Sustentabilidade e mudança climática são fatores considerados fundamentais para aproveitar oportunidades e gerenciar riscos nos mercados de capitais globais. Neste contexto, as empresas que estão se adequando e assumindo o compromisso de serem socialmente responsáveis têm se destacado em seus segmentos de atuação e estão na vanguarda de um novo posicionamento global que visa, acima de qualquer negócio, a preservação e conservação da vida no planeta.

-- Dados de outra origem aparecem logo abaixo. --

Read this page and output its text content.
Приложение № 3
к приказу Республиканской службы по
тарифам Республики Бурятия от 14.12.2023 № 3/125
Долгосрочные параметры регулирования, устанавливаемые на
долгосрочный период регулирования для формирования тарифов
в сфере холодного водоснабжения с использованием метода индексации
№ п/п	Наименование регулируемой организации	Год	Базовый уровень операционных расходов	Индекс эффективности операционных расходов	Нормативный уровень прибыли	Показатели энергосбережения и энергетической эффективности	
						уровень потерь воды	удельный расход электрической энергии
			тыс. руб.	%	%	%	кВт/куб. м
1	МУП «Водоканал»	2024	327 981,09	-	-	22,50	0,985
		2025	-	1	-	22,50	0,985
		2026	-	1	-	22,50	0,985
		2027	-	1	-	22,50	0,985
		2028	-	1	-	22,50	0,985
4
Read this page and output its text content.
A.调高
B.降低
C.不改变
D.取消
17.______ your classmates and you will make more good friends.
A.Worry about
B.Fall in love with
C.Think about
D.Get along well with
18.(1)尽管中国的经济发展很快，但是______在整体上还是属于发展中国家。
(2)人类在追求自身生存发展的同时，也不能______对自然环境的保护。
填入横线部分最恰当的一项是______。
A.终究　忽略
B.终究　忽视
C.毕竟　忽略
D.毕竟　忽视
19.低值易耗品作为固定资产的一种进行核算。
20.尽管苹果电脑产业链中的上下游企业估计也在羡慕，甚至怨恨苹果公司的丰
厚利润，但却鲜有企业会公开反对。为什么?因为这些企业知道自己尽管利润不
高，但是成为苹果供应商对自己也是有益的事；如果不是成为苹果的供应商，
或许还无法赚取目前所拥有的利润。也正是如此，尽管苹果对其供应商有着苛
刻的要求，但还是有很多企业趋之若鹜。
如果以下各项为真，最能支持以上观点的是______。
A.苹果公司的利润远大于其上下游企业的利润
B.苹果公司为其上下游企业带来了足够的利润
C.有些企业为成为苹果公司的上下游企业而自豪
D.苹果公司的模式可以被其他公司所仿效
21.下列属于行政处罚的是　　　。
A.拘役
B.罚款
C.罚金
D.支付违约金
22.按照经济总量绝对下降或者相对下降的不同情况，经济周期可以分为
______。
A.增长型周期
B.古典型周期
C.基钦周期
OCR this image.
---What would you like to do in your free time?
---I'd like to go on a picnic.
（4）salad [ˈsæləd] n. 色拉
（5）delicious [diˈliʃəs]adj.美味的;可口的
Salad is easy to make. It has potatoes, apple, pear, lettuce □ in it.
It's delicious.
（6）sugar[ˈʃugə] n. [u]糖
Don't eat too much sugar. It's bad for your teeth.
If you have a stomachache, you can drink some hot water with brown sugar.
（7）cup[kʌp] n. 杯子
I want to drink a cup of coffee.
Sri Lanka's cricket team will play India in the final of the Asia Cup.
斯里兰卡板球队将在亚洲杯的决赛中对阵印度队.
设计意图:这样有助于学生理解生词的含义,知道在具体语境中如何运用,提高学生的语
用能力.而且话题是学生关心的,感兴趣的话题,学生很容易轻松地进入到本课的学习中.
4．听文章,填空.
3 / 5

A certificação ESG é uma forma de avaliar o desempenho de uma empresa em relação a questões ambientais, sociais e de governança. Essa certificação visa medir o impacto que as atividades de uma empresa têm na sociedade e no meio ambiente, além de avaliar a forma como a instituição é gerida e governada. O objetivo final é incentivar as empresas a adotar práticas mais sustentáveis e éticas em suas operações.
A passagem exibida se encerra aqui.